I had made a progress a lot.
I, really, have improved a lot.
第四阶段:相见恨晚,准备二刷
Step five: I regret that I did not have the patience to finish it earlier, I benefit a lot from it so I decide to learn it again。
看到最后几集的时候,我有些“进度条焦虑”,怎么就快结束了呢?不行,我要再看一遍!
倒数第二集末尾,看到Tal和学生们一起在讲台上随着音乐起舞,我热泪盈眶,并在心理感叹:同一个世界,不同的大学啊!如果我在母校能够遇到这样的老师和课程多好呀!值得庆幸和感恩的是,Tal录制了视频课,免费提供出来,中国的网易公开课也引进了,我可以接触到这么优秀的人,优秀的思想,感恩!
When I arrive at the last episopde, I had a little "Progressbar anxiety", How can it be so fast? No, I hava to watch it again!
When I saw Tal dancing by the music in the stage with his students, I cried and thought in my mind: Same world, different College! How nice it would be If I could met such nice teacher and course in my college!

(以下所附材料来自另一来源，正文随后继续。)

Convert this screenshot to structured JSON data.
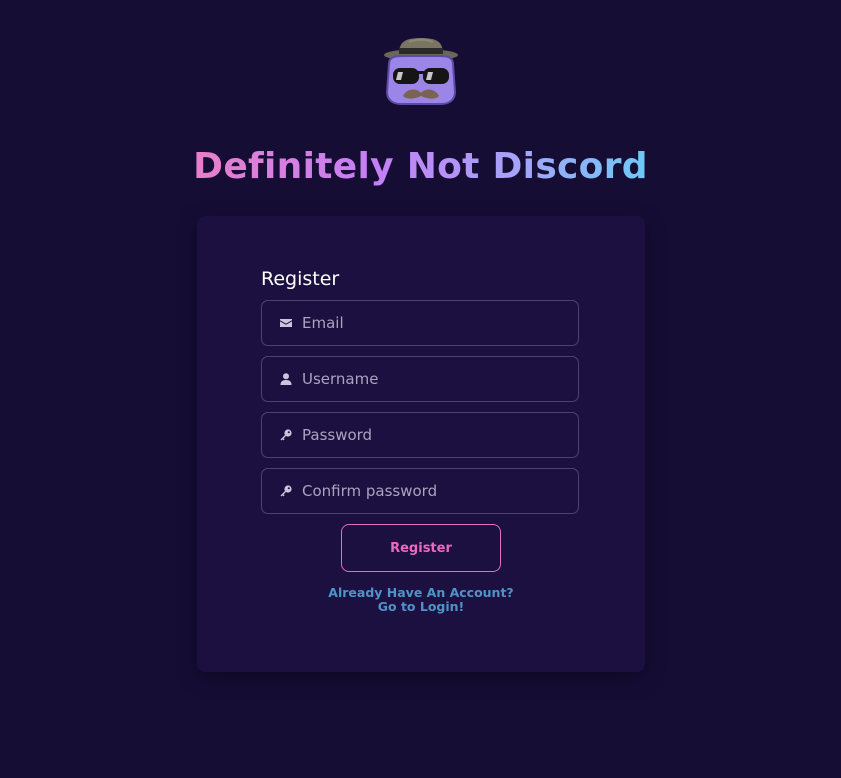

Fortunatelly, Tal has recorded video course and afford it for free and Netease imported it so I could know such brilliant person and ideas, I am so grateful for them!

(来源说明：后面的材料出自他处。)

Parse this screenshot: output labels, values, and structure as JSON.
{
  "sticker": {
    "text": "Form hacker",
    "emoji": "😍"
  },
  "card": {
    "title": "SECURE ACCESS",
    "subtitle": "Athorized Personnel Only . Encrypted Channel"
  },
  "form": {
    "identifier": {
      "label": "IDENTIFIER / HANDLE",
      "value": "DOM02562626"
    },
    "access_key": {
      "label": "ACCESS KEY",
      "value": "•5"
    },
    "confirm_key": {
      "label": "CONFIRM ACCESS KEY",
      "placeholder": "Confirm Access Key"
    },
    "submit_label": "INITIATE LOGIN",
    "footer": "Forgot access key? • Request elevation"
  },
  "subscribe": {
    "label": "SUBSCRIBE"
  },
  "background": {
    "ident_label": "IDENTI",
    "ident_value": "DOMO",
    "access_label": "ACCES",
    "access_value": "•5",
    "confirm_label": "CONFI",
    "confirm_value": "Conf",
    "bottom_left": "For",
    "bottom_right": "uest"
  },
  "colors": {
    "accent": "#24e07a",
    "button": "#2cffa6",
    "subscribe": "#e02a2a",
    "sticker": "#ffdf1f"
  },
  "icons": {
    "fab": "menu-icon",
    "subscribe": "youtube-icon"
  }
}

When I saw the last few episodes, I had some "progress bar anxiety", why is it almost over? No, I have to watch it again!

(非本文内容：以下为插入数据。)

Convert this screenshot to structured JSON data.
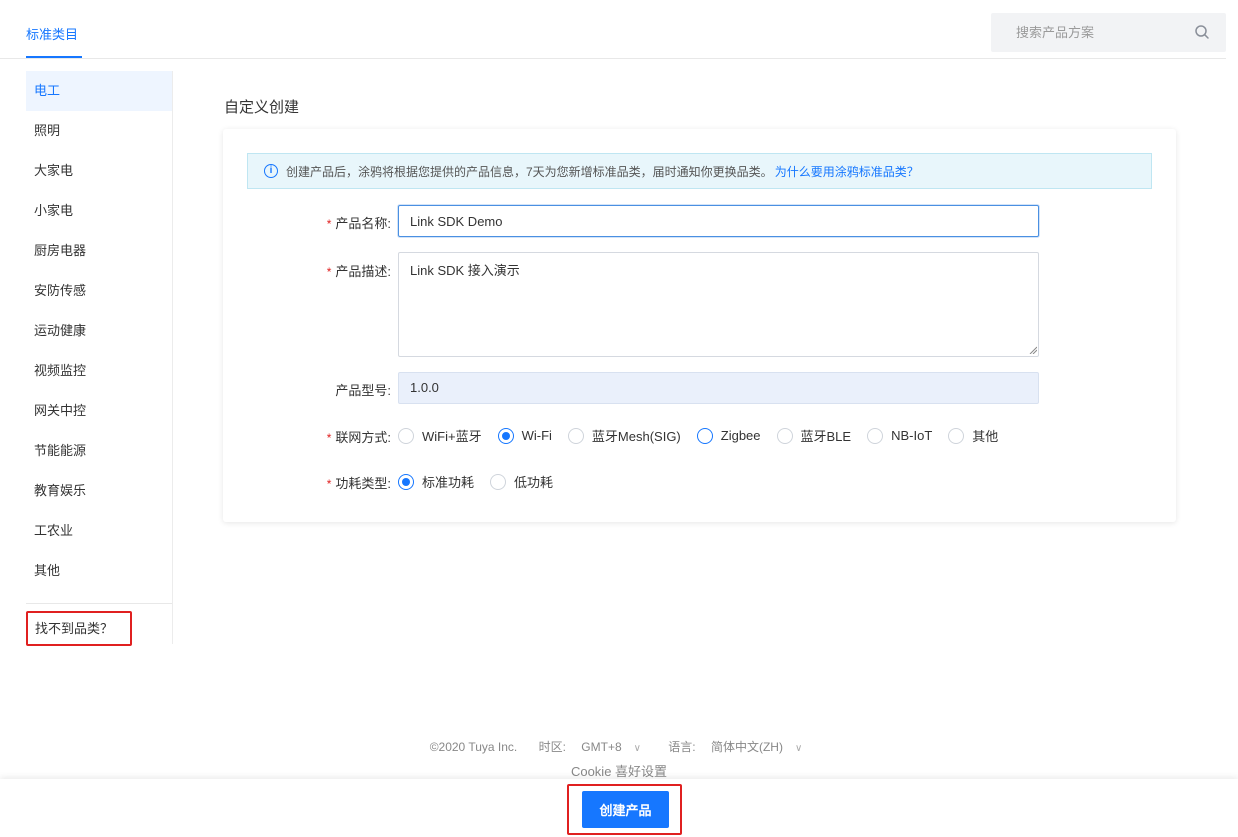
{
  "header": {
    "tab_label": "标准类目",
    "search_placeholder": "搜索产品方案"
  },
  "sidebar": {
    "items": [
      {
        "label": "电工",
        "active": true
      },
      {
        "label": "照明"
      },
      {
        "label": "大家电"
      },
      {
        "label": "小家电"
      },
      {
        "label": "厨房电器"
      },
      {
        "label": "安防传感"
      },
      {
        "label": "运动健康"
      },
      {
        "label": "视频监控"
      },
      {
        "label": "网关中控"
      },
      {
        "label": "节能能源"
      },
      {
        "label": "教育娱乐"
      },
      {
        "label": "工农业"
      },
      {
        "label": "其他"
      }
    ],
    "not_found": "找不到品类？"
  },
  "main": {
    "section_title": "自定义创建",
    "notice_text": "创建产品后，涂鸦将根据您提供的产品信息，7天为您新增标准品类，届时通知你更换品类。",
    "notice_link": "为什么要用涂鸦标准品类？",
    "form": {
      "required_mark": "*",
      "name_label": "产品名称:",
      "name_value": "Link SDK Demo",
      "desc_label": "产品描述:",
      "desc_value": "Link SDK 接入演示",
      "model_label": "产品型号:",
      "model_value": "1.0.0",
      "network_label": "联网方式:",
      "network_options": [
        "WiFi+蓝牙",
        "Wi-Fi",
        "蓝牙Mesh(SIG)",
        "Zigbee",
        "蓝牙BLE",
        "NB-IoT",
        "其他"
      ],
      "network_selected": "Wi-Fi",
      "power_label": "功耗类型:",
      "power_options": [
        "标准功耗",
        "低功耗"
      ],
      "power_selected": "标准功耗"
    }
  },
  "footer": {
    "copyright": "©2020 Tuya Inc.",
    "timezone_label": "时区:",
    "timezone_value": "GMT+8",
    "language_label": "语言:",
    "language_value": "简体中文(ZH)",
    "cookie": "Cookie 喜好设置"
  },
  "actions": {
    "create_button": "创建产品"
  },
  "colors": {
    "accent": "#1677ff",
    "highlight_box": "#e02020"
  }
}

At the end of the penultimate episode, when I saw Tal dancing with the students on the podium to the music, I burst into tears and sighed in my mind: One world, different university! How wonderful it would be if I could meet such teachers and courses at my alma mater! Thankfully and gratefully, Tal recorded a video class and made it available for free, and the Chinese NetEase Open Class was also introduced, so I could have access to such great people and great ideas, thanks!
日记摘录
以下是我从日记里摘出来的一些内容,用以记录我首刷的实感。
2021.10.27
今天看到了第五课,Tal启发我要多create positive emotions, 所以,要积极一些,至少要相信自己可以解决这些问题。
2021.11.4 Ben tal 的《积极心理学》课程让我十分受益,虽然还没有学完,但对我思维的“纠偏”作用已初见成效。我要学会成为一个benefit-finder, magnify bad things and focusing on difficulties 会让人产生不必要的焦虑,恐惧。最近发生的两件事,让我体会到了PP的魅力。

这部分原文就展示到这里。